Section 53-32, enacted in 1879 (Public Acts 1879, c. 78), has been under attack in this court on four different occasions in the past twenty-four years. State v. Nelson, 126 Conn. 412, 11 A.2d 856; Tileston v. Ullman, 129 Conn. 84, 26 A.2d 582; Buxton v. Ullman, 147 Conn. 48, 156 A.2d 508; Trubek v. Ullman, 147 Conn. 633, 165 A.2d 158. An examination of these cases discloses that every attack now made on the statute, standing by itself or when considered in combination with 54-196, has been made and rejected in one or more of these cases, the last two having been decided within the past five years.
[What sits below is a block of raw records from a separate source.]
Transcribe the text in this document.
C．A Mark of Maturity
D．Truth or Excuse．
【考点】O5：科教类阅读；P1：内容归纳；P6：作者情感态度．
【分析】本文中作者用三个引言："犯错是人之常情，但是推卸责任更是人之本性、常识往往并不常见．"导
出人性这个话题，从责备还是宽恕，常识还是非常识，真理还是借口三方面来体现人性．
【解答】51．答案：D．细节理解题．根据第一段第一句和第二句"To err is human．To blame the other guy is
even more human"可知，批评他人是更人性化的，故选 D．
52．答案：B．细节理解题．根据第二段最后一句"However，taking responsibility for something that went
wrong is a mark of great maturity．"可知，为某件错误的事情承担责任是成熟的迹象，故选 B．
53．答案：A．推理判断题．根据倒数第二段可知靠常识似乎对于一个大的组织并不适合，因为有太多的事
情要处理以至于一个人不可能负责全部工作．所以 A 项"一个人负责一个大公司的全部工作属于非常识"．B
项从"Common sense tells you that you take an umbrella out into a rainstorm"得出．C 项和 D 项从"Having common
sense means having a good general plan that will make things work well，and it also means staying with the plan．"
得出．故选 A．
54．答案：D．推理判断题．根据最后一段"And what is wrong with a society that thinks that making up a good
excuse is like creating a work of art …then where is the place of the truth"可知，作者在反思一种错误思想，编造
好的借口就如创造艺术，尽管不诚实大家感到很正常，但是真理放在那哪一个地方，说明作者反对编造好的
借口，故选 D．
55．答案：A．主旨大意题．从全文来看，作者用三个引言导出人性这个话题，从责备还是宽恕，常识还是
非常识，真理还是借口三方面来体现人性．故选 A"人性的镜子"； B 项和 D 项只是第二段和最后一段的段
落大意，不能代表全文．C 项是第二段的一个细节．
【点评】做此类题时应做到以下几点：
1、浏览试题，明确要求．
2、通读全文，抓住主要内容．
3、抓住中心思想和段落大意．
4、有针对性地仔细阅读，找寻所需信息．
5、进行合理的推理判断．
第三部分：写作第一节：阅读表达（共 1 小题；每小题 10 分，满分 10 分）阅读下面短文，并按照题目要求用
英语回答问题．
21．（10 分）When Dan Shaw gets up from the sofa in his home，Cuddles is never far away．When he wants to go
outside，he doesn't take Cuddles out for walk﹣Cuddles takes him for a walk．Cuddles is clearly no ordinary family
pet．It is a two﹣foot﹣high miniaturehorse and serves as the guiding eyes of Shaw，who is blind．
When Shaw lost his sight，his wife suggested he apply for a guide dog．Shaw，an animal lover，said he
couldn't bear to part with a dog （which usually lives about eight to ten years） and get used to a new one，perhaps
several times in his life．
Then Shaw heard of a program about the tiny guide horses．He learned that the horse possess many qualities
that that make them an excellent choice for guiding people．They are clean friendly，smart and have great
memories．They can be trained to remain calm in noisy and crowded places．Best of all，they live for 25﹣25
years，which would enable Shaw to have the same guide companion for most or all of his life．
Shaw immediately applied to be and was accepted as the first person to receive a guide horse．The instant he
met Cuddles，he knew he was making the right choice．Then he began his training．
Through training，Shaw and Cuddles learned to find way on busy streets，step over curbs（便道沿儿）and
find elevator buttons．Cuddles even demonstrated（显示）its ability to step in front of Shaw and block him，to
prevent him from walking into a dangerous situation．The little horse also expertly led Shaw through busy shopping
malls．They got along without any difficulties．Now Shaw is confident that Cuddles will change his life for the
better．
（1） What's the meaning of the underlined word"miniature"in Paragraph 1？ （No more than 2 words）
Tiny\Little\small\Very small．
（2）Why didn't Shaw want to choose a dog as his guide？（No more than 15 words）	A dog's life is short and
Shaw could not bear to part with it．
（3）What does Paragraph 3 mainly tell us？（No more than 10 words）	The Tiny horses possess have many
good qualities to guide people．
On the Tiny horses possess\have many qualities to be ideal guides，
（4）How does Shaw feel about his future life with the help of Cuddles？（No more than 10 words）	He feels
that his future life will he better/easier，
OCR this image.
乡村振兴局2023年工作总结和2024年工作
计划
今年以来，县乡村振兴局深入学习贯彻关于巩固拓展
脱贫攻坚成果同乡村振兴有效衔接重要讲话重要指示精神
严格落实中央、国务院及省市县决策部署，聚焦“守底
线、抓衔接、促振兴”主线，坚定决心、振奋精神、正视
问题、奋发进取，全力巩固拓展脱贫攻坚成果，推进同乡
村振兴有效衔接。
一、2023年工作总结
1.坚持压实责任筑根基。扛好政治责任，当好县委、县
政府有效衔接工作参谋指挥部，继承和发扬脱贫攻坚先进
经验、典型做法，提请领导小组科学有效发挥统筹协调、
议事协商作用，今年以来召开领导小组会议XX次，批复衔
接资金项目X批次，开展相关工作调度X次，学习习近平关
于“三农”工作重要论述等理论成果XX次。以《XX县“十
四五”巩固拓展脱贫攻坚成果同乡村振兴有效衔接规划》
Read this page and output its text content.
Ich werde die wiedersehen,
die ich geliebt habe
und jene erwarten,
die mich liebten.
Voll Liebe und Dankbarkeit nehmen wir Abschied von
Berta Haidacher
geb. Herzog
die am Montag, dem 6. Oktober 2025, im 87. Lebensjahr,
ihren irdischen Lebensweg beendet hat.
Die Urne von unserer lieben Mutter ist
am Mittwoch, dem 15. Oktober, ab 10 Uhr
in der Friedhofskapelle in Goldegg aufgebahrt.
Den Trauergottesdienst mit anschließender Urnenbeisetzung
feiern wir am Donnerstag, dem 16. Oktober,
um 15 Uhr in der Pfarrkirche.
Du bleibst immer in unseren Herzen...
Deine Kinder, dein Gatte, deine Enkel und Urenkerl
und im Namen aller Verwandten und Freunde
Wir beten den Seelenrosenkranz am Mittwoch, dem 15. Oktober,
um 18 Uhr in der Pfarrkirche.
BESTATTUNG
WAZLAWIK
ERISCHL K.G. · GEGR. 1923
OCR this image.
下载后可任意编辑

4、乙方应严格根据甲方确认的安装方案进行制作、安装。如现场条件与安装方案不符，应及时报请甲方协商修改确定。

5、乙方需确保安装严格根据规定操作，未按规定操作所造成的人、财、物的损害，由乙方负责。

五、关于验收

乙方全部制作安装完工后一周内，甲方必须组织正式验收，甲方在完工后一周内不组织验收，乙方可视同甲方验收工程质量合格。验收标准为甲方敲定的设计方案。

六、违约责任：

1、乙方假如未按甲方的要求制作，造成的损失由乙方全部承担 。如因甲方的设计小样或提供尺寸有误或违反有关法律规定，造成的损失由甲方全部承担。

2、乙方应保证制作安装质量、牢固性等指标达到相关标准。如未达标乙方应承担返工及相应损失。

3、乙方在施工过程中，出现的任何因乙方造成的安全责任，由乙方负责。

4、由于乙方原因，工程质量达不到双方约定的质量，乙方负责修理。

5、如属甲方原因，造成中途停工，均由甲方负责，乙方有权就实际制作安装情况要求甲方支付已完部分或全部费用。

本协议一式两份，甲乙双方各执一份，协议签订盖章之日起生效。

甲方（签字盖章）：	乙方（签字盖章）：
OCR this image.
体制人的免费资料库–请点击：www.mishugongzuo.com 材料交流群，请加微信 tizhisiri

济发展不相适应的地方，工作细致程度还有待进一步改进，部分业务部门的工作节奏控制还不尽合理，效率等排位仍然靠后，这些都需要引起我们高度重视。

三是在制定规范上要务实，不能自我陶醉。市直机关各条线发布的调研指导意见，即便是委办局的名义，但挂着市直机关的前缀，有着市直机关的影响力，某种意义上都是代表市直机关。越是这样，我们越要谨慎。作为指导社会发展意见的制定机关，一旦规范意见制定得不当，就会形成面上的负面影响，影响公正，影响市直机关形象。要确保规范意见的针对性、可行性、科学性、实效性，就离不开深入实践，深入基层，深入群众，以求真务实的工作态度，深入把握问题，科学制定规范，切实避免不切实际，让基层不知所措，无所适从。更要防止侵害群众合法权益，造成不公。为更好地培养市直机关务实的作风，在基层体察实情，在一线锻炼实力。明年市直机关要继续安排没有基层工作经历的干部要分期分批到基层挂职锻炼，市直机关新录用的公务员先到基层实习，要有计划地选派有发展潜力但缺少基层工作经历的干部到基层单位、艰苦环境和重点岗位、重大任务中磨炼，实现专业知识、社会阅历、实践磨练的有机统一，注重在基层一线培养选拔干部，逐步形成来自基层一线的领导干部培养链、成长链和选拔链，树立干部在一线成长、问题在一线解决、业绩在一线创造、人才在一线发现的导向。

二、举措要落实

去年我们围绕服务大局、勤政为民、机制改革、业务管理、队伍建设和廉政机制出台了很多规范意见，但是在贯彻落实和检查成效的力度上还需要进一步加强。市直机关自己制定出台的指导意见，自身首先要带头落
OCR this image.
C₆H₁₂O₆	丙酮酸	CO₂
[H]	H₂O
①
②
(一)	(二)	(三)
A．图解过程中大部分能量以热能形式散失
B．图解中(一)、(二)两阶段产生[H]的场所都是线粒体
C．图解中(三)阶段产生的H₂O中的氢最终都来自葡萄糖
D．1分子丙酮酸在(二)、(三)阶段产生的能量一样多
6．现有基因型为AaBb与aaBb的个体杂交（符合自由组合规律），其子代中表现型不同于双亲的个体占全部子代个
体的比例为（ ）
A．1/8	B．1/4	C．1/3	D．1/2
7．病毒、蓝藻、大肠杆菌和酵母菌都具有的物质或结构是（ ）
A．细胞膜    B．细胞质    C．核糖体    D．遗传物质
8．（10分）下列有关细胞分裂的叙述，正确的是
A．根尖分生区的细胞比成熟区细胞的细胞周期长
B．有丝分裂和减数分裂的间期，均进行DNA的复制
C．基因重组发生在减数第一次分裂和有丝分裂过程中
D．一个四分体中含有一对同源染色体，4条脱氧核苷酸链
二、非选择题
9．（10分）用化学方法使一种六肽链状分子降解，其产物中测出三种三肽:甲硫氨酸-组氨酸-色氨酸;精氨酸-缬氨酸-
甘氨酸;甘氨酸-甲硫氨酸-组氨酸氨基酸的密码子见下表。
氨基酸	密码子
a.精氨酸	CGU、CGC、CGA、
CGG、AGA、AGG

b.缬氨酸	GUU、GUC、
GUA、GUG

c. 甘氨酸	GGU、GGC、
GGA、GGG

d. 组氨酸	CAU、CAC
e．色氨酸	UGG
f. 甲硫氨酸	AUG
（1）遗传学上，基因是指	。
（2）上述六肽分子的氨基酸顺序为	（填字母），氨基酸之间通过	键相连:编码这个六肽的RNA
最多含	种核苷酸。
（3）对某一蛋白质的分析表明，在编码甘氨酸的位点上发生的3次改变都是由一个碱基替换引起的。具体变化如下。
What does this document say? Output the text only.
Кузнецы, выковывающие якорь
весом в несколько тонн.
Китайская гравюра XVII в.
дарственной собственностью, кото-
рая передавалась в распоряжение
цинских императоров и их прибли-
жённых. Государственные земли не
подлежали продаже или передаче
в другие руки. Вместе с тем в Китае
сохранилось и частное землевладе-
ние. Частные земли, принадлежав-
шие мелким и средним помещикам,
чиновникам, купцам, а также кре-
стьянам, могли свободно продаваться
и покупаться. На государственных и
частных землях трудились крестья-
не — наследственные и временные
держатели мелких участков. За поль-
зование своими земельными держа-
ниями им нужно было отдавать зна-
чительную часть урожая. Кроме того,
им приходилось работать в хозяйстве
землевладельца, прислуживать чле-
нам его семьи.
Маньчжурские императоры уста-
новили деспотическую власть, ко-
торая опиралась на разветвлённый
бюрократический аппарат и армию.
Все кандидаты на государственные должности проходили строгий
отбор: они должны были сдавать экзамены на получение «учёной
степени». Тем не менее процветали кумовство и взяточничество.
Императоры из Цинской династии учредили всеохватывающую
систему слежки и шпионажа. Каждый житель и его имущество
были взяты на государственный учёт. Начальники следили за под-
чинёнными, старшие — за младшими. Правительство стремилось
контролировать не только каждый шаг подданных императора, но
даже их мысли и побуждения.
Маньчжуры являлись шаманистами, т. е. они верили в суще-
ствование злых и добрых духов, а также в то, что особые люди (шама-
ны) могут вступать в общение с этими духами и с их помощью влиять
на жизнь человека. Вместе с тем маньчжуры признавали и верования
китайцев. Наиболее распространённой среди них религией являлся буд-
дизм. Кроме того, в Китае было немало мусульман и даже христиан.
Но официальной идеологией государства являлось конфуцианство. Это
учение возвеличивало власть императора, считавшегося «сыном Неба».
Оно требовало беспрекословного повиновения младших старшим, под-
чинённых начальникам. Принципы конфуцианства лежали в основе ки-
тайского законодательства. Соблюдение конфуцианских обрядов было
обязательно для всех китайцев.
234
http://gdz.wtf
The defendants virtually concede this fact in the closing paragraph of their brief where they urge this court "to consider whether or not in the light of the facts of this case, the current developments in medical, social and religious thought in this area, and the present conditions of American and Connecticut life, modification of the prior opinions of this Court might not `serve justice better.'" A-427 Rec. Briefs 616. In rejecting this claim, we adhere to the principle that courts may not interfere with the exercise by a state of the police power to conserve the public safety and welfare, including health and morals, if the law has a real and substantial relation to the accomplishment of those objects. The legislature is primarily the judge of the regulations required to that end, and its police statutes may be declared unconstitutional only when they are arbitrary or unreasonable attempts to exercise its authority in the public interest. See State v. Nelson, supra, 422, and cases cited in Buxton v. Ullman, supra, 59. Furthermore, as pointed out in Buxton v. Ullman, supra, 56-59, the General Assembly has not recognized that the interest of the general public calls for the repeal or modification of the statute as heretofore construed by us. It is our conclusion that the conviction of the defendants was not an invasion of their constitutional rights.
The rulings on evidence and on the motion to correct the finding, of which the defendants complain, do not merit discussion.